Elk image affects control measures

Much has been written about the elk population explosion in various parts of the province.

Ahead of the Heard

Much has been written about the elk population explosion in various parts of the province. Essentially it boils down to not enough hunters and not enough predators to control the elk numbers. Add into that meddlesome government wildlife managers with their penchant to either control or procrastinate on the issue and you have a sure-fire recipe for the problem getting worse. However, what may be worse in seeing the problem resolved is that elk are pretty and majestic looking animals. That makes any widespread and intensive elk cull a public relations nightmare for government officials and politicians.

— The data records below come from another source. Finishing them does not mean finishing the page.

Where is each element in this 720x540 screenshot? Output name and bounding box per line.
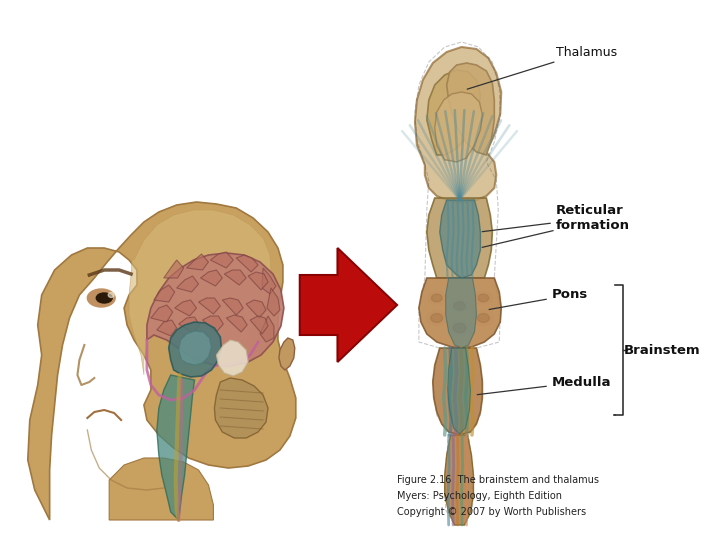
Polygon shape xyxy=(446,63,495,155)
Ellipse shape xyxy=(431,314,443,322)
Polygon shape xyxy=(179,317,199,333)
Ellipse shape xyxy=(96,293,112,303)
Text: Figure 2.16  The brainstem and thalamus: Figure 2.16 The brainstem and thalamus xyxy=(397,475,599,485)
Polygon shape xyxy=(217,340,248,376)
Polygon shape xyxy=(446,278,477,348)
Ellipse shape xyxy=(431,294,442,302)
Polygon shape xyxy=(175,300,197,316)
Polygon shape xyxy=(236,255,258,272)
Polygon shape xyxy=(246,300,266,318)
Ellipse shape xyxy=(474,310,493,326)
Polygon shape xyxy=(248,272,268,290)
Polygon shape xyxy=(279,338,294,370)
Polygon shape xyxy=(210,252,233,268)
Ellipse shape xyxy=(478,294,489,302)
Polygon shape xyxy=(179,331,212,365)
Text: Myers: Psychology, Eighth Edition: Myers: Psychology, Eighth Edition xyxy=(397,491,562,501)
Ellipse shape xyxy=(108,293,114,298)
Polygon shape xyxy=(202,316,223,332)
Polygon shape xyxy=(157,320,176,336)
Polygon shape xyxy=(186,254,209,270)
Text: Reticular
formation: Reticular formation xyxy=(482,204,630,232)
Text: Pons: Pons xyxy=(489,288,588,309)
Text: Copyright © 2007 by Worth Publishers: Copyright © 2007 by Worth Publishers xyxy=(397,507,586,517)
Polygon shape xyxy=(435,92,482,162)
Text: Thalamus: Thalamus xyxy=(467,45,617,89)
Polygon shape xyxy=(147,253,284,366)
Polygon shape xyxy=(157,375,194,520)
Polygon shape xyxy=(433,348,482,435)
Ellipse shape xyxy=(474,292,492,305)
Ellipse shape xyxy=(428,292,446,305)
Polygon shape xyxy=(222,298,243,315)
Polygon shape xyxy=(176,276,199,292)
Polygon shape xyxy=(262,268,276,294)
Polygon shape xyxy=(151,305,173,322)
Polygon shape xyxy=(129,210,271,375)
Polygon shape xyxy=(448,348,470,434)
Polygon shape xyxy=(419,278,501,348)
Ellipse shape xyxy=(427,310,446,326)
Text: Brainstem: Brainstem xyxy=(624,343,700,356)
Polygon shape xyxy=(415,47,501,202)
Ellipse shape xyxy=(450,299,469,313)
Polygon shape xyxy=(154,285,175,302)
Polygon shape xyxy=(199,298,220,314)
Polygon shape xyxy=(250,316,268,334)
Polygon shape xyxy=(225,270,246,285)
Ellipse shape xyxy=(453,323,466,333)
Polygon shape xyxy=(260,316,274,342)
Polygon shape xyxy=(300,248,397,362)
Polygon shape xyxy=(215,378,268,438)
Polygon shape xyxy=(200,270,222,286)
Polygon shape xyxy=(267,288,280,316)
Polygon shape xyxy=(427,198,492,278)
Ellipse shape xyxy=(449,320,470,336)
Polygon shape xyxy=(427,70,480,155)
Ellipse shape xyxy=(87,289,115,307)
Polygon shape xyxy=(168,322,221,377)
Polygon shape xyxy=(28,202,296,520)
Polygon shape xyxy=(226,315,247,332)
Polygon shape xyxy=(163,260,184,278)
Text: Medulla: Medulla xyxy=(477,375,611,395)
Ellipse shape xyxy=(454,302,466,310)
Polygon shape xyxy=(301,250,395,360)
Polygon shape xyxy=(440,200,480,278)
Polygon shape xyxy=(445,435,474,525)
Polygon shape xyxy=(109,458,213,520)
Ellipse shape xyxy=(477,314,490,322)
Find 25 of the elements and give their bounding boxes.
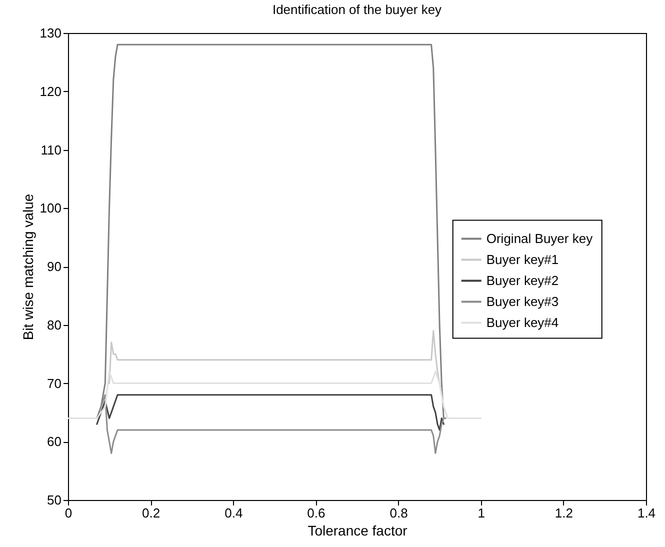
x-tick-label: 1: [478, 506, 485, 520]
x-tick-label: 1.4: [637, 506, 656, 520]
chart-title: Identification of the buyer key: [272, 2, 442, 17]
x-tick-label: 1.2: [554, 506, 573, 520]
x-tick-label: 0: [64, 506, 72, 520]
y-tick-label: 100: [40, 200, 62, 216]
y-tick-label: 50: [47, 492, 62, 508]
y-tick-label: 130: [40, 26, 62, 40]
legend-label: Buyer key#4: [486, 314, 559, 330]
x-tick-label: 0.8: [390, 506, 408, 520]
legend-label: Buyer key#1: [486, 252, 559, 267]
legend-label: Buyer key#3: [486, 294, 559, 309]
y-tick-label: 90: [47, 259, 62, 274]
y-tick-label: 60: [47, 434, 62, 450]
y-tick-label: 80: [47, 317, 62, 332]
legend-label: Original Buyer key: [486, 230, 594, 246]
x-tick-label: 0.4: [224, 506, 243, 520]
y-axis-title: Bit wise matching value: [20, 194, 36, 340]
legend-label: Buyer key#2: [486, 272, 559, 288]
x-tick-label: 0.2: [142, 506, 160, 520]
y-tick-label: 70: [47, 376, 62, 391]
y-tick-label: 110: [40, 142, 62, 158]
y-tick-label: 120: [40, 84, 62, 99]
x-axis-title: Tolerance factor: [308, 522, 408, 538]
x-tick-label: 0.6: [307, 506, 326, 520]
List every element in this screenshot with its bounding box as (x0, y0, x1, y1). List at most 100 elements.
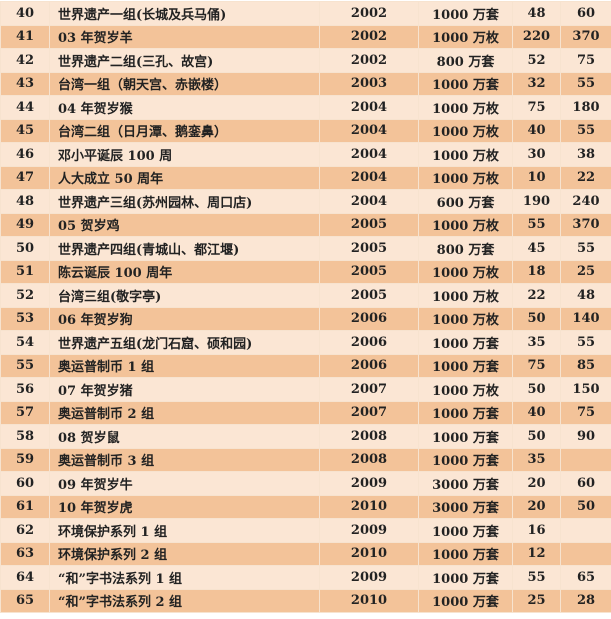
mintage-cell: 1000 万套 (419, 2, 513, 26)
coin-name-cell: 台湾二组（日月潭、鹅銮鼻） (50, 119, 320, 143)
coin-name-cell: “和”字书法系列 1 组 (50, 566, 320, 590)
price-2-cell: 22 (561, 166, 611, 190)
issue-year-cell: 2010 (320, 589, 419, 613)
row-number-cell: 41 (1, 25, 50, 49)
coin-name-cell: 奥运普制币 2 组 (50, 401, 320, 425)
row-number-cell: 54 (1, 331, 50, 355)
row-number-cell: 40 (1, 2, 50, 26)
mintage-cell: 1000 万套 (419, 448, 513, 472)
mintage-cell: 3000 万套 (419, 472, 513, 496)
issue-year-cell: 2004 (320, 143, 419, 167)
price-2-cell: 55 (561, 119, 611, 143)
mintage-cell: 1000 万套 (419, 566, 513, 590)
price-2-cell: 48 (561, 284, 611, 308)
coin-name-cell: 邓小平诞辰 100 周 (50, 143, 320, 167)
row-number-cell: 61 (1, 495, 50, 519)
row-number-cell: 60 (1, 472, 50, 496)
coin-name-cell: 10 年贺岁虎 (50, 495, 320, 519)
coin-name-cell: 世界遗产五组(龙门石窟、硕和园) (50, 331, 320, 355)
issue-year-cell: 2006 (320, 354, 419, 378)
price-2-cell: 65 (561, 566, 611, 590)
price-1-cell: 190 (513, 190, 561, 214)
price-1-cell: 30 (513, 143, 561, 167)
issue-year-cell: 2005 (320, 260, 419, 284)
row-number-cell: 43 (1, 72, 50, 96)
mintage-cell: 1000 万套 (419, 72, 513, 96)
coin-name-cell: 世界遗产一组(长城及兵马俑) (50, 2, 320, 26)
coin-name-cell: 陈云诞辰 100 周年 (50, 260, 320, 284)
issue-year-cell: 2008 (320, 425, 419, 449)
coin-name-cell: 08 贺岁鼠 (50, 425, 320, 449)
coin-name-cell: 世界遗产三组(苏州园林、周口店) (50, 190, 320, 214)
coin-name-cell: 04 年贺岁猴 (50, 96, 320, 120)
issue-year-cell: 2010 (320, 495, 419, 519)
price-2-cell (561, 542, 611, 566)
mintage-cell: 1000 万套 (419, 519, 513, 543)
price-1-cell: 22 (513, 284, 561, 308)
price-2-cell: 140 (561, 307, 611, 331)
issue-year-cell: 2004 (320, 119, 419, 143)
price-1-cell: 40 (513, 401, 561, 425)
row-number-cell: 55 (1, 354, 50, 378)
price-2-cell: 85 (561, 354, 611, 378)
row-number-cell: 63 (1, 542, 50, 566)
price-1-cell: 40 (513, 119, 561, 143)
row-number-cell: 48 (1, 190, 50, 214)
mintage-cell: 1000 万套 (419, 331, 513, 355)
issue-year-cell: 2008 (320, 448, 419, 472)
row-number-cell: 44 (1, 96, 50, 120)
coin-name-cell: 奥运普制币 3 组 (50, 448, 320, 472)
mintage-cell: 1000 万枚 (419, 378, 513, 402)
coin-name-cell: 世界遗产四组(青城山、都江堰) (50, 237, 320, 261)
price-1-cell: 55 (513, 566, 561, 590)
row-number-cell: 46 (1, 143, 50, 167)
coin-name-cell: 06 年贺岁狗 (50, 307, 320, 331)
issue-year-cell: 2002 (320, 2, 419, 26)
mintage-cell: 1000 万枚 (419, 284, 513, 308)
row-number-cell: 50 (1, 237, 50, 261)
coin-name-cell: 03 年贺岁羊 (50, 25, 320, 49)
price-2-cell: 28 (561, 589, 611, 613)
price-2-cell (561, 519, 611, 543)
price-1-cell: 32 (513, 72, 561, 96)
row-number-cell: 49 (1, 213, 50, 237)
price-1-cell: 50 (513, 307, 561, 331)
issue-year-cell: 2006 (320, 331, 419, 355)
issue-year-cell: 2003 (320, 72, 419, 96)
mintage-cell: 600 万套 (419, 190, 513, 214)
price-1-cell: 16 (513, 519, 561, 543)
coin-name-cell: 人大成立 50 周年 (50, 166, 320, 190)
mintage-cell: 1000 万套 (419, 401, 513, 425)
price-2-cell (561, 448, 611, 472)
price-2-cell: 180 (561, 96, 611, 120)
price-2-cell: 55 (561, 72, 611, 96)
price-1-cell: 50 (513, 378, 561, 402)
price-1-cell: 48 (513, 2, 561, 26)
coin-name-cell: “和”字书法系列 2 组 (50, 589, 320, 613)
issue-year-cell: 2007 (320, 401, 419, 425)
price-2-cell: 60 (561, 472, 611, 496)
coin-name-cell: 世界遗产二组(三孔、故宫) (50, 49, 320, 73)
row-number-cell: 53 (1, 307, 50, 331)
row-number-cell: 64 (1, 566, 50, 590)
mintage-cell: 1000 万套 (419, 589, 513, 613)
mintage-cell: 800 万套 (419, 237, 513, 261)
price-1-cell: 20 (513, 472, 561, 496)
coin-name-cell: 环境保护系列 2 组 (50, 542, 320, 566)
row-number-cell: 51 (1, 260, 50, 284)
row-number-cell: 45 (1, 119, 50, 143)
price-1-cell: 52 (513, 49, 561, 73)
coin-name-cell: 环境保护系列 1 组 (50, 519, 320, 543)
issue-year-cell: 2002 (320, 49, 419, 73)
price-2-cell: 240 (561, 190, 611, 214)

The elk problem has reached its peak on and near the Suffield Military Range in southeast Alberta. It is estimated that up to 8,000 elk are roaming around that area alone. They are descended from about 200 head that were transplanted onto the range after the feral horse herd was removed. One ponders what professional government wildlife managers were thinking – replacing one problem species with another – apparently they were unaware that the elk would reproduce and quickly expand without significant predation. Now the issue has been taken over by a public perception problem.

The reality is that we live in the most highly-urbanized province in Canada and most city folks cannot (will not?) understand that these majestic animals can be a problem to the ranching community. They don’t see the damage that is done to pastures, fencing and hay supplies; the most any of them see are images of pretty elk peacefully grazing in some field. One only has to see hordes of tourists stopping to take pictures of elk grazing along roads in parks to understand how urban people see the issue.

Government politicians and their party spin doctors would know that any wholesale public cull of elk would backfire on the government in power. With a general election due within the next couple of years – you can guarantee there will be no elk cull program. No matter how tightly controlled, any large scale elk cull would see images of terrified elk and their calves being herded into enclosures to be trucked away to their demise. A couple of accidental deaths or injuries, and screams of outrage and gruesome images would be on the front page of every urban daily in the country. No government politician wants to have to deal with that public and media backlash. Better to see a few local ranchers inconvenienced rather than alienating thousands of sensitive city voters.

As expected the Government Minister responsible has stated that no wholesale elk cull will be approved. Instead the problem specifically at the Suffield range will be dealt with by increasing the number of hunting licenses to 300 head. Increasing the hunting opportunities has actually been happening over the past three years, but with over a thousand elk born every year that increased hunting is having a minimal impact. Part of the problem is that the elk licenses being issued are mostly for antlerless elk, those being the cows. In theory that should reduce the breeding herd, in reality most hunters prefer to hunt for bull elk being they would like to hang trophy antlers on their den walls. That reduces the enthusiasm of some hunters. Even hunters that want to hunt cow elk it’s not an easy exercise, as they are confronted with restricted movement on an active military base.

One wonders if there can be a resolution to the elk plague at Suffield. You can expect the government to eventually throw compensation money at the affected ranchers to shut them up – as a first step. Government Ministers will of course announce that a further study is needed to find out what is causing the problem – that will put off any real action for a couple of years. Perhaps the government should allow an unlimited bull elk hunt to put more pressure on the Suffield herd. It may be risky, but is there a way to re-introduce wolf packs onto the base, perhaps using predator-proof electric fencing to keep them away from neighbouring ranches. Is there a possible sterilization protocol that can be carried at a distance through feed, salt or aircraft? Without a robust wholesale cull or hunt, any alternative measures should be considered.

In the end the elk issue will continue to be ruled by the government’s fear of public perception. One only has to remember the government’s politically expedient decision on their ban of elk hunt farms in Alberta to understand where their perceptions are coming from.